Action-based dynamical models of M31-like galaxies

TL;DR

This paper develops an action-based dynamical model for M31-like galaxies, accurately constraining their mass distribution and stellar halo properties using a Bayesian approach and testing it on simulated data.

Contribution

It introduces a novel action-based equilibrium model with a Bayesian fitting algorithm for M31-like galaxies, validated on mock and simulated data.

Findings

Model achieves ~10% error in total mass estimation out to 100 kpc.

Double-power law distribution function effectively describes stellar halos.

Model confirms equilibrium assumption and analyzes anisotropy profiles.

Abstract

In this work, we present an action-based dynamical equilibrium model to constrain the phase-space distribution of stars in the stellar halo, present-day dark matter distribution, and the total mass distribution in M31-like galaxies. The model comprises a three-component gravitational potential (stellar bulge, stellar disk, and a dark matter halo), and a double-power law distribution function (DF), $f(\mathbf{J})$, which is a function of actions. A Bayesian model-fitting algorithm was implemented that enabled both parameters of the potential and DF to be explored.

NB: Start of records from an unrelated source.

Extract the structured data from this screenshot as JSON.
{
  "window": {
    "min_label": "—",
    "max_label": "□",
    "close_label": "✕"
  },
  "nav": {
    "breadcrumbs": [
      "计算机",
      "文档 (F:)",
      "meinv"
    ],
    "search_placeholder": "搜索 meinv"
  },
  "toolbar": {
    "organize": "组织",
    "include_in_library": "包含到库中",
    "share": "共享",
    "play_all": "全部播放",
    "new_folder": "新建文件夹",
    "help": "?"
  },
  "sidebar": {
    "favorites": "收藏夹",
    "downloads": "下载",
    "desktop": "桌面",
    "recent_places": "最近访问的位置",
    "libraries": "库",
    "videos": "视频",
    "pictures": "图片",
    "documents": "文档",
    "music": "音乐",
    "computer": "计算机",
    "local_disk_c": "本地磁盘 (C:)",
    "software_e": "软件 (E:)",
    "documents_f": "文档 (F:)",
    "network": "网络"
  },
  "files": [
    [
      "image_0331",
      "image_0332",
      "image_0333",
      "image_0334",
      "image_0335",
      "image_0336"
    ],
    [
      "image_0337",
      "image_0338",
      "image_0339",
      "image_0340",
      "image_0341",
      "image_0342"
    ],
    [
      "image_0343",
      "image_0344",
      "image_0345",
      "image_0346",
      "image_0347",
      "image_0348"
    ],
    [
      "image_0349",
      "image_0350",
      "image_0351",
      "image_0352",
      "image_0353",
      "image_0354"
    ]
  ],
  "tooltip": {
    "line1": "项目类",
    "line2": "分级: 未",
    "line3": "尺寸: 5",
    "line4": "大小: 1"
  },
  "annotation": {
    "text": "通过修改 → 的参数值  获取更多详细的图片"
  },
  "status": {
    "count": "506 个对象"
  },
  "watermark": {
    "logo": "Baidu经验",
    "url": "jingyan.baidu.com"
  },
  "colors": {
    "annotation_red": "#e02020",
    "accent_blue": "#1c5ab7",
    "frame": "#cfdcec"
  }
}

After testing the model-fitting algorithm on mock data drawn from the model itself, it was applied to a set of three M31-like haloes from the Auriga simulations (Auriga 21, Auriga 23, Auriga 24). Furthermore, we tested the equilibrium assumption and the ability of a double-power law distribution function to represent the stellar halo stars. The model incurs an error in the total enclosed mass of around 10 percent out to 100 kpc, thus justifying the equilibrium assumption. Furthermore, the double-power law DF used proves to be an appropriate description of the investigated M31-like halos. The anisotropy profiles of the halos were also investigated and discussed from a merger history point of view.